After each experiment, restore any file you changed before moving on.


23.9 Exercises

  1. Why is from_text slow but encode fast on small inputs? Both use the same merge loop. Argue that from_text’s cost scales as O(num_merges × corpus_chars), while encode’s cost scales as O(num_merges × input_chars). For a 60-character sample with 512 merges, encode is 60 × 512 ≈ 31 k ops — milliseconds. For the 1.1 M-character corpus, it is 1.1 M × 512 ≈ 560 M ops — 19 seconds.

  2. Could encode be faster? Read the minBPE implementation. It uses a per-position priority queue keyed by merge rank, so each input character touches each merge at most once instead of once per merge. The asymptotic cost drops to O(input_chars × log(num_merges)). Argue why this would be a worthwhile optimisation for Ch.28’s full Wikipedia training but not for our toy demo.

  3. Tokenizer extensibility. The chars list is fixed at training time. What happens if you call tok.encode(text) on text containing a character not in chars? Walk through the code to predict the failure mode. (Hint: self.stoi[s] will raise KeyError.)

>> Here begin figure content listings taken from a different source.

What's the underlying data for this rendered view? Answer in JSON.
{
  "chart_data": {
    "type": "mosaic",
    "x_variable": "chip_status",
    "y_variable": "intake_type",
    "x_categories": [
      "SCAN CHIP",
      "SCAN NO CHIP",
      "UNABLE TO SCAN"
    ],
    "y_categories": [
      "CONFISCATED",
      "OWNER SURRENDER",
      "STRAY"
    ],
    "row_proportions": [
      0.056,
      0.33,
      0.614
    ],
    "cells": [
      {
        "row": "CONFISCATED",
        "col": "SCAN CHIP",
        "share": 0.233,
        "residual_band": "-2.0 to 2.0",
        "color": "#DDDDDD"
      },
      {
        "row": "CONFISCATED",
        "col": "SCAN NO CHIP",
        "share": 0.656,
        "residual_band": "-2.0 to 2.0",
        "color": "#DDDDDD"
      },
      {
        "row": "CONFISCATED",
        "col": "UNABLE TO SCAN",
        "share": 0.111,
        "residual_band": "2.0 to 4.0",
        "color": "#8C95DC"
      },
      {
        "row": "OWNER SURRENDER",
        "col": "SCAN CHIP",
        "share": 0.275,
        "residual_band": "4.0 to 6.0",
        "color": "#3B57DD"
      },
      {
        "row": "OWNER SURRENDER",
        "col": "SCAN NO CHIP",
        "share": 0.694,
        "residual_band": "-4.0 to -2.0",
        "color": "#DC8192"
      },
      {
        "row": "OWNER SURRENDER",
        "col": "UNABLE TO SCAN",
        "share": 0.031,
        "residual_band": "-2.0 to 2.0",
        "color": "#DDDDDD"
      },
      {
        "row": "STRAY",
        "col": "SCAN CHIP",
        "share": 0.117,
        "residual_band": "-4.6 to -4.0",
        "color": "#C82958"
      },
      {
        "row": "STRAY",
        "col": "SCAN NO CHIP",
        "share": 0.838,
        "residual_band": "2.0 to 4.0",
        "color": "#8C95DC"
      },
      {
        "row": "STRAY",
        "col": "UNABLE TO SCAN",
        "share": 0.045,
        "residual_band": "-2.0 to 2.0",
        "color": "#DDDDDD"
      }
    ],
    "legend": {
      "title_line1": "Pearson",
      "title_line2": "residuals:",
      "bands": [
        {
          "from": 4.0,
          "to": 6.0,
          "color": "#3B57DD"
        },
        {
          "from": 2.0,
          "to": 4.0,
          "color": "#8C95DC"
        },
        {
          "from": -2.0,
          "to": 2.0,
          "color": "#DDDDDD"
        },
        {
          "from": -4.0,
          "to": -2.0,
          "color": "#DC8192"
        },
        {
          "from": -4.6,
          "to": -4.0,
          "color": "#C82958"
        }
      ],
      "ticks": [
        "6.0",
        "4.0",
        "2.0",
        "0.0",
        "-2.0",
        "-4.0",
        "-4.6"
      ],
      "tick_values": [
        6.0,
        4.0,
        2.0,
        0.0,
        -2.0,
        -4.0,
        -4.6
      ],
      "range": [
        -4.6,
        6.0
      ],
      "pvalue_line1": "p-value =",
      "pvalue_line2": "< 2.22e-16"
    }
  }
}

  4. Information-theoretic compression. Argue from Shannon’s source coding theorem that any tokenizer’s compression ratio on a corpus is bounded by the corpus’s entropy. Tiny Shakespeare’s character-level entropy is roughly 4.5 bits per character (the alphabet has 65 symbols ≈ 6 bits, but English regularities reduce it). Argue why a 1024-merge BPE tokenizer’s ~2.7× compression is not contradicting this bound. (Hint: BPE doesn’t compress the bits, it compresses the number of tokens. Each BPE token still carries ~9 bits of identity in a 577-token vocab.)


23.10 What’s next

The next chapter, Chapter 24 — RMSNorm replaces LayerNorm, leaves tokenization behind and starts modernising the architecture. RMSNorm is what Llama and Mistral use; Chapter 11’s LayerNorm will get a sibling class, and a --norm {rms, layer} flag will let the student pick at training time.

Looking ahead — what to remember from this chapter:

  1. BPETokenizer is shape-compatible with CharTokenizer: from_text, encode, decode, save, load. The model code doesn’t care which one feeds it ids.
  2. Training BPE is slow (~70 s on Tiny Shakespeare with 512 merges) but you only do it once per corpus and ship the JSON file alongside the checkpoint.
  3. The vocabulary is chars + merges-in-creation-order; decoding is "".join(vocab[i] for i in ids).
  4. Compression on Tiny Shakespeare: ~2.3× shorter sequences at 512 merges, ~2.7× at 1024 merges, ~4× at GPT-2 scale (50,257 tokens). Fewer tokens ≈ proportionally faster generation.